Há algo muito atraente na ideia de que qualquer pessoa, em qualquer lugar no mundo, independentemente de nacionalidade, local de domicilio, cor, classe, casta ou comunidade, possui alguns direitos básicos que os outros devem respeitar. O grande apelo moral aos direitos humanos tem sido usado par várias finalidades, desde a resistência à tortura, à prisão arbitrária e à discriminação racial até a exigência de eliminar a fome, a miséria e a falta de assistência médica em todo o planeta (IJ, p. 390).
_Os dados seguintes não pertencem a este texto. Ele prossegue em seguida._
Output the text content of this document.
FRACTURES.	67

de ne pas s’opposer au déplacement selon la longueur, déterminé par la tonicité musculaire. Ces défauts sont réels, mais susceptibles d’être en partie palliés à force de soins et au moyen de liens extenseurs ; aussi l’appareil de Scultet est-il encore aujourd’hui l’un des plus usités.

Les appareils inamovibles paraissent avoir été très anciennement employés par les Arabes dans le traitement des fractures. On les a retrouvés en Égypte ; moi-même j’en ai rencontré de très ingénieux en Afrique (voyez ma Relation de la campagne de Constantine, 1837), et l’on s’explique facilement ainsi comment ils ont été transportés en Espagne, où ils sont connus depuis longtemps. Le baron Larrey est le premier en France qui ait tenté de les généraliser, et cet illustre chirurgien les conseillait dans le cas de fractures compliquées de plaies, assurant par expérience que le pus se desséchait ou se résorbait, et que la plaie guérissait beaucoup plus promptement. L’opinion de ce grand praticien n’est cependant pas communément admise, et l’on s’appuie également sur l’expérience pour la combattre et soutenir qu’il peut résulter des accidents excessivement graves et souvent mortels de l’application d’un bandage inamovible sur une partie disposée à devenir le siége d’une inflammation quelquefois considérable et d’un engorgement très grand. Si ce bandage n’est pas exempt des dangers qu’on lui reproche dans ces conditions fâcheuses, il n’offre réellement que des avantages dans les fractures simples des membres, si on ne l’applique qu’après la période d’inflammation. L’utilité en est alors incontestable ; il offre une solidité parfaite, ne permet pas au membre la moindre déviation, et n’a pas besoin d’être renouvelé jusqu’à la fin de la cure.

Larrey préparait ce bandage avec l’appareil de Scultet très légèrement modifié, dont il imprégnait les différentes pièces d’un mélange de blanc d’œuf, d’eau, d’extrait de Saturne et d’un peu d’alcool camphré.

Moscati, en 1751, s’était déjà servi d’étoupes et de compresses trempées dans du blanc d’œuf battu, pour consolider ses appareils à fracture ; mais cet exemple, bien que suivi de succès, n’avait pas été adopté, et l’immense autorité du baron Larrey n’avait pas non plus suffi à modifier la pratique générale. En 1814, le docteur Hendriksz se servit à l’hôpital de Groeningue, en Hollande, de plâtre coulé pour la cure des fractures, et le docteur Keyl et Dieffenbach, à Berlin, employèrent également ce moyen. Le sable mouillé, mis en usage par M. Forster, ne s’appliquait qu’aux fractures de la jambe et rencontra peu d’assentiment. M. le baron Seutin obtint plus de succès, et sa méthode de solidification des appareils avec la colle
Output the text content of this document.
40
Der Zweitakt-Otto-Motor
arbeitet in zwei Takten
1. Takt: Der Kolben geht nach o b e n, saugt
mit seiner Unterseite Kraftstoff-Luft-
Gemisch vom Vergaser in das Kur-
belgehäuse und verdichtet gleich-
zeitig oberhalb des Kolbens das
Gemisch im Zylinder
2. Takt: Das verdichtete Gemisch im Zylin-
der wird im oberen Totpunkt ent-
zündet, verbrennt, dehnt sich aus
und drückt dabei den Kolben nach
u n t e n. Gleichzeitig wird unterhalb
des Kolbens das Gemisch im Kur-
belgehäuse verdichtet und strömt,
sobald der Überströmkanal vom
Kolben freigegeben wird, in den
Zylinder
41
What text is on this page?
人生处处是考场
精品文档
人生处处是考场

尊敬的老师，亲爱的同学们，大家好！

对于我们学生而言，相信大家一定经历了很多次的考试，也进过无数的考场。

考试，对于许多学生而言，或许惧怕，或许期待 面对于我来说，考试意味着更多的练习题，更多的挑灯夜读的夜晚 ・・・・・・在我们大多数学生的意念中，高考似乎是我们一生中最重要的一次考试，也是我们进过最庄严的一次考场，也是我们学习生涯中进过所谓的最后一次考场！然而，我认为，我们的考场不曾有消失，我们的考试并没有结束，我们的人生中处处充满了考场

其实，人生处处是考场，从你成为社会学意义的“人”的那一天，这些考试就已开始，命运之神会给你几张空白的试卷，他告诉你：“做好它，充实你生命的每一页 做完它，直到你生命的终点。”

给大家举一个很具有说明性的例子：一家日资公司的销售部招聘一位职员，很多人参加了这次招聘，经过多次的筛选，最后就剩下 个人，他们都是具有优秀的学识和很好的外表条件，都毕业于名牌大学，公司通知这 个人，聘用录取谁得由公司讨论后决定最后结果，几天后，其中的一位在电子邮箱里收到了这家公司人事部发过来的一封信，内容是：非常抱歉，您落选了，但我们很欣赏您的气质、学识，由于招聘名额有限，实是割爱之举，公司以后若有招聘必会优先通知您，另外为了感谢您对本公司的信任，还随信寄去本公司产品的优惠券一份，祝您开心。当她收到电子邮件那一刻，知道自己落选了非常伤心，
O próprio conceito Direitos Humanos surgiu com o jusnaturalismo, no sentido de que os humanos têm certos direitos que são de sua própria natureza, de sua própria humanidade. Porém, essa visão foi duramente criticada por diversos autores, destaque para Bentham, que afirma que a utilização desse conceito é um absurdo retórico, “algum tipo de absurdo artificialmente elevado” (IJ, p. 391). Por outro lado, os ativistas não estão preocupados com as justificações conceituais, mas estão mais preocupados com a ação, com a mudança do mundo. Isso lembra a XI Tese sobre Feuerbach, de 1845, escritas por Marx: os filósofos não fizeram mais que interpretar o mundo de forma diferente; trata-se, porém, de modificá-lo.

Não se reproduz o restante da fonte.